Вот оно что, Голубчик, значит, только что предложил вдовствующей королеве руку и сердце. А она, кажется, еще и раздумывает. Да тут, на теплоходе – что там на теплоходе, во всей моей разнесчастной родине, – любая женщина зубами дралась бы за такое счастье.
На меня они обращали внимания не больше, чем на хрустальный графин с водкой. Стефания откинулась на спинку своего стула с ленивой грацией матерой львицы, отдыхающей в спокойной обстановке, но в любую секунду готовой к прыжку, если ситуация переменится, потерла тонкими пальцами виски, с улыбкой покачала головой:
– Это какое-то безумие. Тебе не кажется, что я давно уже перешагнула через амплуа невесты?
– Тебя волнует, не шокируем ли мы европейский бомонд? Не переживай, он видал и более странные браки.
Он склонился над столом, выхватил из вазы цветок и с комически серьезным видом вставил его в петлицу пиджака. Стефания, откинув голову, рассмеялась и произнесла:
– Толя, если хочешь сорвать флэш-рояль, не переигрывай! И, пожалуйста, не дави на меня. Договорились? Я подумаю.
– Только думай не слишком долго. Не забывай, что я уже не так молод, – со смехом отозвался он.
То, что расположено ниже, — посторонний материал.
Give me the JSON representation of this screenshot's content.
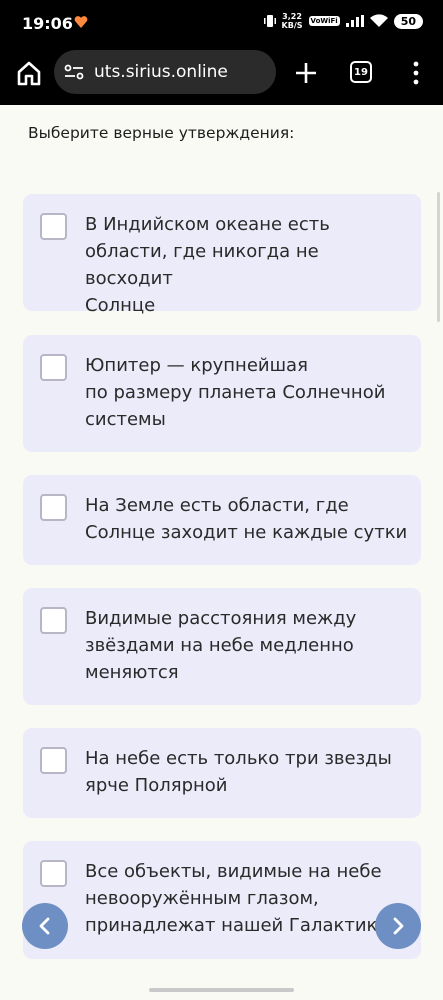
{
  "status_bar": {
    "time": "19:06",
    "net_speed_value": "3,22",
    "net_speed_unit": "KB/S",
    "volte": "VoWiFi",
    "battery": "50"
  },
  "browser": {
    "url": "uts.sirius.online",
    "tab_count": "19",
    "icons": [
      "home-icon",
      "site-settings-icon",
      "plus-icon",
      "tabs-icon",
      "more-vert-icon"
    ]
  },
  "quiz": {
    "question": "Выберите верные утверждения:",
    "options": [
      {
        "text": "В Индийском океане есть\nобласти, где никогда не восходит\nСолнце",
        "checked": false
      },
      {
        "text": "Юпитер — крупнейшая\nпо размеру планета Солнечной\nсистемы",
        "checked": false
      },
      {
        "text": "На Земле есть области, где\nСолнце заходит не каждые сутки",
        "checked": false
      },
      {
        "text": "Видимые расстояния между\nзвёздами на небе медленно\nменяются",
        "checked": false
      },
      {
        "text": "На небе есть только три звезды\nярче Полярной",
        "checked": false
      },
      {
        "text": "Все объекты, видимые на небе\nневооружённым глазом,\nпринадлежат нашей Галактике",
        "checked": false
      }
    ]
  },
  "navigation": {
    "prev_icon": "chevron-left-icon",
    "next_icon": "chevron-right-icon"
  },
  "colors": {
    "option_bg": "#ecebfa",
    "nav_button": "#6e8fc4",
    "page_bg": "#fafaf5"
  }
}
В этот момент на пороге возник верный сынуля с забытой материнской сумочкой. По лицу Голубчика скользнула тень досады, и я, решив, что пора зарабатывать дополнительные очки у начальства, поднялась из-за стола.
– Пойду, пожалуй, перекурю на свежем воздухе. Эд, ты не составишь мне компанию? – спросила я.
– Конечно, – рьяно вызвался он.
И мы, оставив новоявленных жениха и невесту наслаждаться друг другом, вышли на освещенную разноцветными огнями террасу.
– А твоя мать и Голубчик, я вижу, старые знакомые? – поинтересовалась я дорогой.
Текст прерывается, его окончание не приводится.